Simulation/DV environments are a very different kettle of fish. You
generally treat passing time with a scaling factor, and you are likely
to run very hacked-up SW stack anyway.

In any case, this is not relevant to upstream stuff, unless you plan
to ship your emulation environment.

> Another problem that both of the cases have in common is that they are
> parameters that usually apply to the entire system. For some devices it
> is easier to parameterize via DT (for example for certain devices we
> have bindings with special register regions that are only available in
> host OS mode), but for others this may not be true. Adding extra
> compatible strings for virtualization/simulation is going to get quite
> complex very quickly if we need to differentiate between all of these
> scenarios.

That's the price you pay for these inconsistencies. If your "HW" has a
lot of variability and that you can't discover its capabilities from
SW, then it either badly designed, badly implemented, badly emulated,
or any combination thereof.

In any case, you get to keep the pieces.

>
> > > Perhaps we can reuse the top-level hypervisor node? That seems to only
> > > ever have been used for Xen on 32-bit ARM, so not sure if that'd still
> > > be appropriate.
> >
> > I'd shy away from this. You would be deriving properties from a
> > hypervisor implementation, instead of expressing those properties
> > directly. In my experience, the direct method is always preferable.
>
> I would generally agree. However, I think especially the compatible
> string solution could turn very ugly for this. If we express these
> properties via compatible strings we may very well end up with many
> different compatible strings to cover all cases.
>
> Say you've got one hypervisor that changes the programming model in a
> certain way and a second hypervisor that constrains in a different way.
> Do we now need one compatible string for each hypervisor? Do we add
> compatible strings for each restriction and have potentially very long
> compatible string lists? Separate properties would work slightly better
> for this.

Again, the job of a hypervisor is to offer an architecturally correct
view of some HW, emulated or not. If your hypervisors are implementing
a large variety of diverging behaviours, SW needs to be able to
distinguish between those. You can either add properties, use compat
strings, or use a discovery protocol implemented by the device.

In any case, each deviation needs to be uniquely identifiable, and be
described either in FW or by the device itself, if only because Linux
isn't the only game in town.

> There are some cases where we can use register contents to determine
> what the OS is allowed to do, but these registers don't exist for all HW
> blocks. We may be able to get more added to new chips, but we obviously
> can't retroactively add them for existing ones.
>
> A central node or property would at least allow broad parameterization.
> I would hope that at least hypervisor implementations don't vary too
> much in terms of what they restrict and what they don't, so perhaps it
> wouldn't be that bad. Perhaps that's also overly optimistic.

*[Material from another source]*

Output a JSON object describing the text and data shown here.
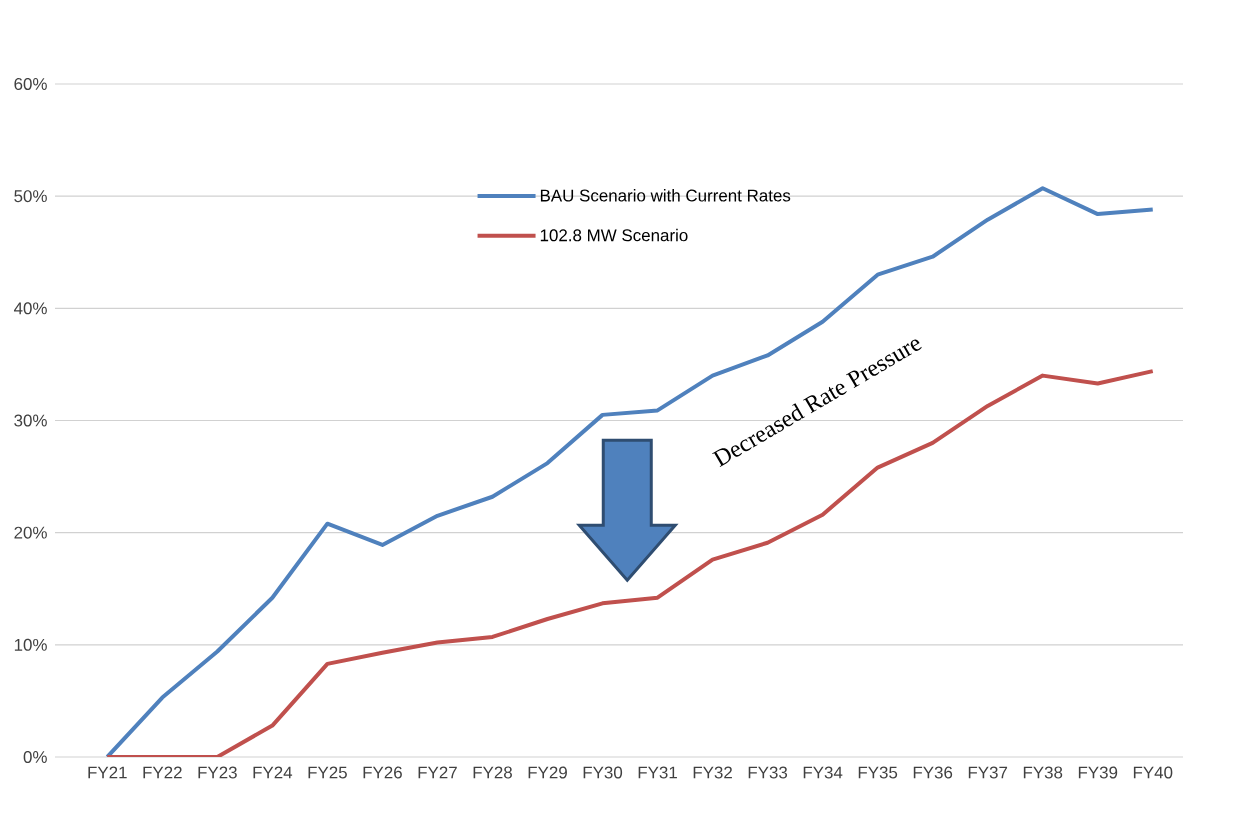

Top level properties are no good unless what they express is forever
immutable and described upfront. Identifying a hypervisor doesn't do
that, and most of the time there will be all sorts of *variable*
properties that need to be further discovered by a mechanism or
another. In my (surely very limited) experience at writing hypervisors
for some time, this eventually becomes an unmaintainable mess.

You are of course free to do that in the drivers you maintain as long
as you don't break my own toys, but I'd urge you to reconsider this
and explore other possibilities.

Thanks,

M.

--
Without deviation from the norm, progress is not possible.